This is especially problematic in relation to how we discuss reproductive freedom. Misogyny cannot be disentangled from a deep resentment of female reproduction (from a Judeo-Christian perspective what, after all, is Eve’s punishment?). The current drive towards de-gendering references to pregnancy and abortion thus strikes me as fundamentally anti-feminist. Anti-choicers do not seek to deny people abortions; they seek to deny women abortions. The needs of these women are dismissed not simply due to some abstract expectation of what people with wombs do, but due to an enormous matrix of highly gendered expectations. The gendering in this has to be acknowledged, otherwise how can it be challenged in any meaningful way? For the sake of both cis women and trans men it is important to identify the contested ground and to hone in on where the dehumanising impulses come from. This requires an understanding of intersectionality as contextualisation rather than a shifting of hierarchies, something which is essential if we are not to mask structures of oppression in a desperate attempt to be non-specific.

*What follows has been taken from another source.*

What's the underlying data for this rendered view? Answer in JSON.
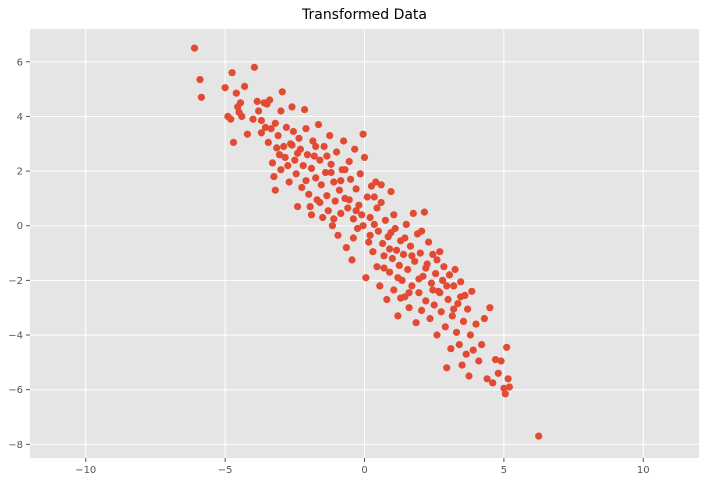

Right now I see a huge amount of tension between trans activists and radical feminists. Calling for a truce is, I suspect, futile. As ever, the noisiest people tend to be the most unwilling to listen. There are few things more narrow-minded and repressive than deeming cis women to be “a waste of pussy” or in thinking it constitutes activism to misgender and doxx a trans woman. I think the people doing this know it. I also think – but I don’t know if I can be sure – that both “sides” are fearful of acknowledging how close they are to one another in pinpointing how dishonest the whole notion of binary gender is. It should be okay to find different routes to self-realisation in a patriarchal, gender obsessed culture. Nonetheless, we feel there is not enough space. We are greedy for one another’s words, eager to be more “real” than the other person. That we are all authentic, and all of us finding ways of dealing with the not-realness of gender, is something that gets lost.
And yet our bodies are real. Our experiences and modifications of them – and the meanings these have in the culture around us – cannot be wished away. They can only be engaged with, openly and honestly. Only then can we give ourselves the space to grow into whatever people we want to be – rich, diverse, nurturing our bodies and allowing our imaginations to soar.